In 1970 or thereabouts, the musical Hair came to Seattle. My boyfriend and I got tickets. My boyfriend was an amateur musician, and had done his own guitar arrangements for Let the Sunshine In, which he thought was pretty good – he often played it at parties. I loved to sing I Met a Boy Called Frank Mills, and although I had been told I had a good voice, I wasn’t as confident as my boyfriend, so I only sang at home, never at parties.
The night before we went to see Hair, I washed my own hair, and when it was still wet I braided it in tiny braids all over my head. At that time my hair hung nearly to my waist and it was my idea to have a huge honey-brown “Afro” type hairdo. Sure enough, the next day when my hair was dry and I undid the braids, my cloud of hair stood out about a foot from my face. It was a statement – of what, I’m not sure, but I was pleased with my appearance, which I augmented with dangly beaded earrings, a peasant style long dress, and a leather vest with fringes. On my face I wore no make-up, but I did wear my John Lennon-type wire-rimmed glasses. My boyfriend wore a headband around his hair, which was already curly and unruly, and hung to his shoulders. His vest had fringes too.

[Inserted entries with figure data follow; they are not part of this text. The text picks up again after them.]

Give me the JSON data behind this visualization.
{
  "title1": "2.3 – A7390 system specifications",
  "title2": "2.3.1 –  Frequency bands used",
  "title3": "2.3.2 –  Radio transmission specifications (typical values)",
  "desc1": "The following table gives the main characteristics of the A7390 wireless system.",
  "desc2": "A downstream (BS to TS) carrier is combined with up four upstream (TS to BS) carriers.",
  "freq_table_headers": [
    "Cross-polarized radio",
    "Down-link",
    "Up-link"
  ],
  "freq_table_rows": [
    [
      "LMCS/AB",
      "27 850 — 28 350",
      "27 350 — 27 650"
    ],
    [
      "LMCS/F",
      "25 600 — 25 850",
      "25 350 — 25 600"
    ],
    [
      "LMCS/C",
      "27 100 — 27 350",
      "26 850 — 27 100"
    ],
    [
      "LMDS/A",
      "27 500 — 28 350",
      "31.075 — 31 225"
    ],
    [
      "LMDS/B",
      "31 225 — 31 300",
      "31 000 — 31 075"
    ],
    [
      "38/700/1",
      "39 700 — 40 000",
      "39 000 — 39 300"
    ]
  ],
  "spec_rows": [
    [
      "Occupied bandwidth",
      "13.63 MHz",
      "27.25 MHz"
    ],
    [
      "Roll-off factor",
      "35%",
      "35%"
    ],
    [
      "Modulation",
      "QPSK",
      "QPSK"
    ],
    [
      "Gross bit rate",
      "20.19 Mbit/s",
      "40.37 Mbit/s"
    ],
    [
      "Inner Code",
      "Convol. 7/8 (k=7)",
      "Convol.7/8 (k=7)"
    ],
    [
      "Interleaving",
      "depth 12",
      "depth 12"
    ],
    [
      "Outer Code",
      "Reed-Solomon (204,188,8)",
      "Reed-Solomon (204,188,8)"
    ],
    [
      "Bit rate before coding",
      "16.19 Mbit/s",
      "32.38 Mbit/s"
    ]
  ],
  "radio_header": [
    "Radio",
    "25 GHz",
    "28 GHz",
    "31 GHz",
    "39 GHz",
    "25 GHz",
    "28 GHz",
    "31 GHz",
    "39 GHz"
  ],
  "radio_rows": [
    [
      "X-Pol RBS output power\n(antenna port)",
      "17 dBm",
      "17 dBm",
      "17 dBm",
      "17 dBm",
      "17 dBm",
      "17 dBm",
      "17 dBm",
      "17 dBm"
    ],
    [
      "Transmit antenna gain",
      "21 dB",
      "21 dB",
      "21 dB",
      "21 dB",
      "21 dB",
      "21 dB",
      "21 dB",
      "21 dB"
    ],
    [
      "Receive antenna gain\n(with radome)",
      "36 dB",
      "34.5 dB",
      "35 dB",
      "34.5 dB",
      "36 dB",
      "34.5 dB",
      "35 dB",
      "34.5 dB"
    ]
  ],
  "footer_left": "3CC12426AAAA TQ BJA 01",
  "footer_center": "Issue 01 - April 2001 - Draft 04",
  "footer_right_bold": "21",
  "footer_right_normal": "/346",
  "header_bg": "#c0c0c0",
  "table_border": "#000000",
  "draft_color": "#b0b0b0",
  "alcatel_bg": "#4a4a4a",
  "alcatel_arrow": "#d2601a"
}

Arriving at the theater, we stood in a huge crowd of excited hippies, most of them stoned out of their heads. I was totally straight and sober that night, because I thought I might be pregnant, and although I certainly didn’t look it, at heart I was responsible. It was a lonely feeling. But I loved the musical although its storyline was weak, and the famous nude scene was anti-climactic. The next day my hair wasn’t quite so beautiful so I washed it and thus ended my Afro style – way too much trouble. I wasn’t pregnant, either.